We process each row individually.

problem_id	likes	dislikes	total_votes	like_ratio	Low Quality?
6	1290	425	1715	0.7522	No
11	2677	8659	11336	0.2361	Yes
1	4446	2760	7206	0.6169	No
7	8569	6086	14655	0.5847	Yes
13	2050	4164	6214	0.3299	Yes
10	9002	7446	16448	0.5473	Yes

Collected low-quality IDs:

[11, 7, 13, 10]

After sorting:

[7, 10, 11, 13]

Final output:

problem_id
7
10
11
13

Complexity Analysis

Measure	Complexity	Explanation
Time	O(n)	Each problem row is processed once
Space	O(1)	Aside from output storage, only constant extra memory is used

The database query scans all rows exactly once and applies a constant-time arithmetic computation to each row. No additional data structures are required.

Test Cases

def low_quality(problems):
    result = []

    for problem_id, likes, dislikes in problems:
        if likes / (likes + dislikes) < 0.6:
            result.append(problem_id)

    return sorted(result)

# Provided example
assert low_quality([
    [6, 1290, 425],
    [11, 2677, 8659],
    [1, 4446, 2760],
    [7, 8569, 6086],
    [13, 2050, 4164],
    [10, 9002, 7446]
]) == [7, 10, 11, 13]  # standard mixed case

# Exactly 60%, should NOT be included
assert low_quality([
    [1, 60, 40]
]) == []  # strict inequality check

# Below 60%
assert low_quality([
    [1, 59, 41]
]) == [1]  # just below threshold

# Above 60%
assert low_quality([
    [1, 61, 39]
]) == []  # just above threshold

# Single row low quality
assert low_quality([
    [5, 1, 9]
]) == [5]  # extremely low ratio

# Single row high quality
assert low_quality([
    [5, 9, 1]
]) == []  # extremely high ratio

# Multiple unsorted IDs
assert low_quality([
    [10, 1, 9],
    [2, 2, 8],
    [7, 9, 1]
]) == [2, 10]  # verifies sorting

# All low quality
assert low_quality([
    [1, 1, 9],
    [2, 2, 8],
    [3, 3, 7]
]) == [1, 2, 3]  # every row qualifies

# No low-quality problems
assert low_quality([
    [1, 10, 1],
    [2, 20, 2]
]) == []  # empty result

Test Summary

Test	Why
Provided example	Verifies standard functionality
Exactly 60%	Ensures strict inequality is handled correctly
Just below 60%	Validates boundary inclusion
Just above 60%	Validates boundary exclusion
Single low-quality row	Tests minimal qualifying input
Single high-quality row	Tests minimal non-qualifying input
Unsorted IDs	Confirms final sorting behavior
All low-quality	Ensures every row can qualify
No low-quality rows	Ensures empty output works correctly

Edge Cases

Problems With Exactly 60% Likes

A common mistake is using <= 0.6 instead of < 0.6. The problem explicitly states that low-quality problems must have a percentage strictly less than 60%.

For example:

likes = 60
dislikes = 40

The ratio is exactly 0.6, so this problem must not appear in the result.

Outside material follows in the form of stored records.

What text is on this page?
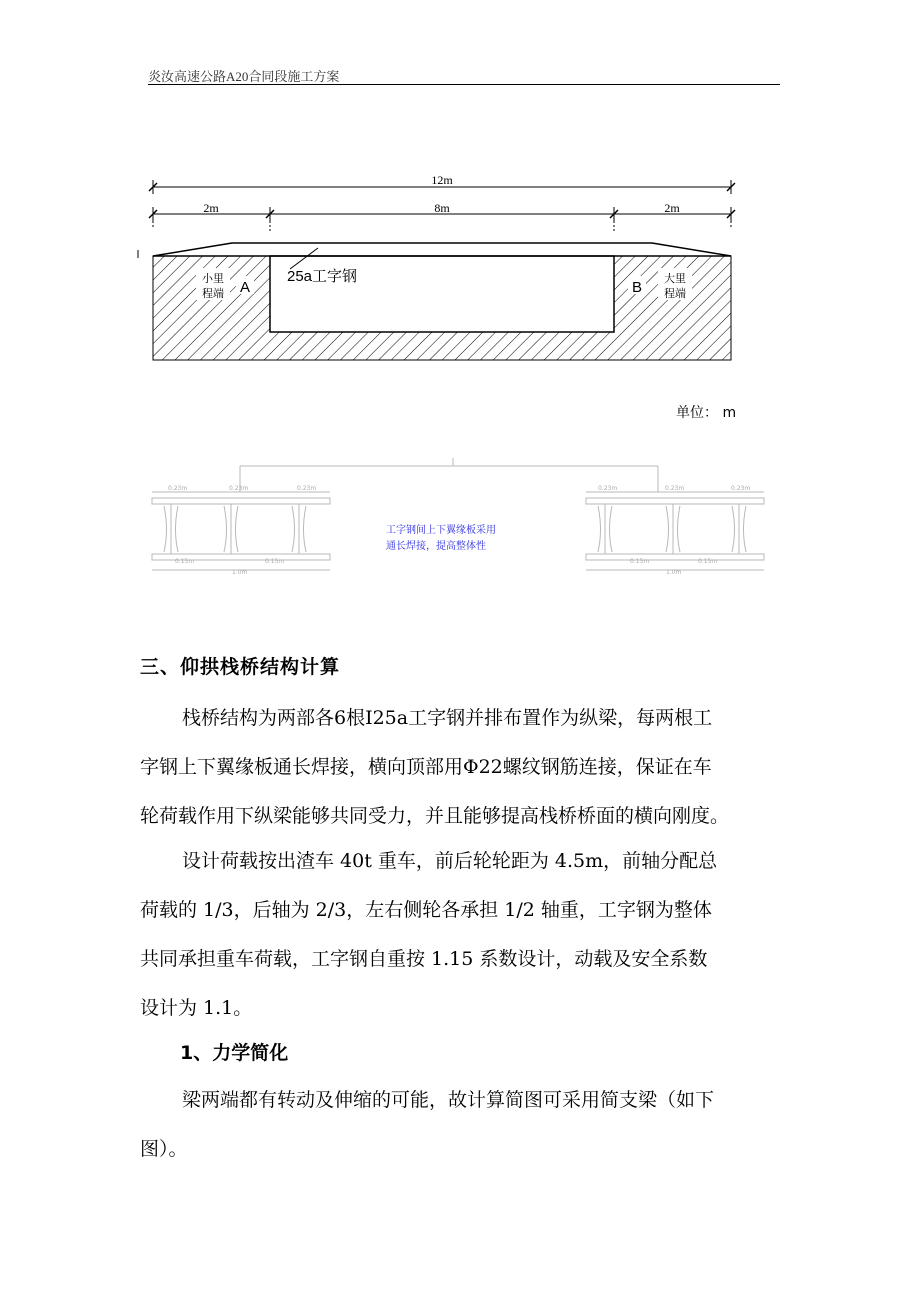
炎汝高速公路A20合同段施工方案
12m
2m	8m	2m
25a工字钢
小里
程端 A	B
大里
程端
单位： m
0.23m	0.23m	0.23m
0.15m	0.15m
1.0m
0.23m	0.23m	0.23m
0.15m	0.15m
1.0m
工字钢间上下翼缘板采用
通长焊接，提高整体性
三、仰拱栈桥结构计算
栈桥结构为两部各6根Ⅰ25a工字钢并排布置作为纵梁，每两根工
字钢上下翼缘板通长焊接，横向顶部用Φ22螺纹钢筋连接，保证在车
轮荷载作用下纵梁能够共同受力，并且能够提高栈桥桥面的横向刚度。
设计荷载按出渣车 40t 重车，前后轮轮距为 4.5m，前轴分配总
荷载的 1/3，后轴为 2/3，左右侧轮各承担 1/2 轴重，工字钢为整体
共同承担重车荷载，工字钢自重按 1.15 系数设计，动载及安全系数
设计为 1.1。
1、力学简化
梁两端都有转动及伸缩的可能，故计算简图可采用简支梁（如下
图）。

The implementation correctly uses a strict comparison.

Integer Division Errors

In many SQL engines and programming languages, dividing integers truncates decimal values.

For example:

1 / 2 = 0

instead of:

0.5

If integer division is used accidentally, many ratios become incorrect, leading to wrong filtering results.

The SQL solution avoids this by using:

likes * 1.0 / (likes + dislikes)

which forces floating-point arithmetic.

Empty Result Set

It is possible that no problems satisfy the low-quality condition.

For example:

[1, 10, 1]
[2, 20, 2]

Both problems have like percentages greater than 60%.

The implementation correctly returns an empty result without errors or special-case handling.